The thick gypsum deposits formed in the Mediterranean basin during the Messinian salinity crisis incorporate dense mazes of filamentous fossils (spaghetti-like structures), which were interpreted as fossils of benthic algae or cyanobacteria, pointing to deposition in a marine subtidal or intertidal environment. This interpretation has recently been questioned and it was suggested that the fossils represent sulfur bacteria. This attribution was based on morphological observations only, thus not overcoming the problem that morphology and size alone are not diagnostic for a particular group of bacteria. We present here a petrographic, minerochemical and Raman spectroscopy study of the Messinian fossiliferous gypsum from the Piedmont Basin (NW Italy).
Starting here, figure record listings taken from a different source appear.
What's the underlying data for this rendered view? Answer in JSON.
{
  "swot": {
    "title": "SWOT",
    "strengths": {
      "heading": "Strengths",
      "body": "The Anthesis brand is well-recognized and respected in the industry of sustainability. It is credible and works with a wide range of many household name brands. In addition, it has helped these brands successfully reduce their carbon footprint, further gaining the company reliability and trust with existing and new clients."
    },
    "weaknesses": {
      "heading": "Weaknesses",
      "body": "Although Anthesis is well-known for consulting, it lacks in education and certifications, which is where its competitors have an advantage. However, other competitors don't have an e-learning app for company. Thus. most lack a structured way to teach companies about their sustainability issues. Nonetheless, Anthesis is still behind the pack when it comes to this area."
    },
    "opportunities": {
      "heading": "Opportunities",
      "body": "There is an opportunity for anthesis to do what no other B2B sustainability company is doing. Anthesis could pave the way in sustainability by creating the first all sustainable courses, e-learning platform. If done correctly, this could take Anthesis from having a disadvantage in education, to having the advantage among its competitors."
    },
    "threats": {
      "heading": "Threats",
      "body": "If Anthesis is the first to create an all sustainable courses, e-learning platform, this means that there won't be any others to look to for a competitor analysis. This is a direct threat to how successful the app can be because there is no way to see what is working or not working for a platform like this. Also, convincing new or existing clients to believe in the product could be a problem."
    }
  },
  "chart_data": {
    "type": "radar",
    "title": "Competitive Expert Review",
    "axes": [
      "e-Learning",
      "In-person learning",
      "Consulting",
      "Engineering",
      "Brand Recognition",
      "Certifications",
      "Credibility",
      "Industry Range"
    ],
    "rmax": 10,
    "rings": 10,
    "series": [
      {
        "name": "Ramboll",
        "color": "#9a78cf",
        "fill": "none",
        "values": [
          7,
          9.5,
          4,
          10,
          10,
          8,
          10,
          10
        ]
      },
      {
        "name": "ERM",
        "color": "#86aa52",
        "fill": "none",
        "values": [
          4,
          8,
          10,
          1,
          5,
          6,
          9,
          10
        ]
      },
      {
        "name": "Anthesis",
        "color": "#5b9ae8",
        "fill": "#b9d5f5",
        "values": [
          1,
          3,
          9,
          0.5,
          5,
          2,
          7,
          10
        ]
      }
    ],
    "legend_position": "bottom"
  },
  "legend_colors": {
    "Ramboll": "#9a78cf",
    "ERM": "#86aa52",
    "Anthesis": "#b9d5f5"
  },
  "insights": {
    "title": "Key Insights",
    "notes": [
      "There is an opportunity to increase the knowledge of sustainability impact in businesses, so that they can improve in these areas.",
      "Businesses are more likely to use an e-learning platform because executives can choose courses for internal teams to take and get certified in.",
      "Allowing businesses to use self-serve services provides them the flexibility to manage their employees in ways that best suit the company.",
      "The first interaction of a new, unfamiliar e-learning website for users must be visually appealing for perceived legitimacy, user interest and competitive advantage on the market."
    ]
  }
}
The results indicate that the enigmatic filamentous structures represent indeed remains of colorless, vacuolated sulfide-oxidizing bacteria like Beggiatoa or Thioploca. This assignment is supported by the presence of small crystal aggregates of pyrite and associated polysulfide within the filamentous fossils. Pyrite and polysulfide are considered to result from early diagenetic transformation of zero-valent sulfur globules stored within the cells, which is a clade-diagnostic feature of living and degraded sulfur bacteria. Besides filamentous fossils, the studied gypsum crystals contain remains of eury- and stenohaline diatoms and clay-rich aggregates interpreted as alteration products of marine snow floccules. This peculiar fossil assemblage suggests that the Messinian gypsum formed at greater water depth than previously assumed. In addition, it reflects conditions of increased productivity in the water column, which was triggered by high fluxes of nutrients into the basin during phases of enhanced riverine runoff and fresh water discharge. The apparent algal blooms enhanced organic matter degradation by bacterial sulfate reduction in an oxygen-depleted environment, which provided the high hydrogen sulfide flux that was required for the growth of sulfide-oxidizing bacteria. This study confirms that gypsum evaporites have great potential to preserve the early stages of the taphonomic alteration of bacterial cells, shedding light on the paleoecology of ancient hypersaline environments on Earth and possibly Mars.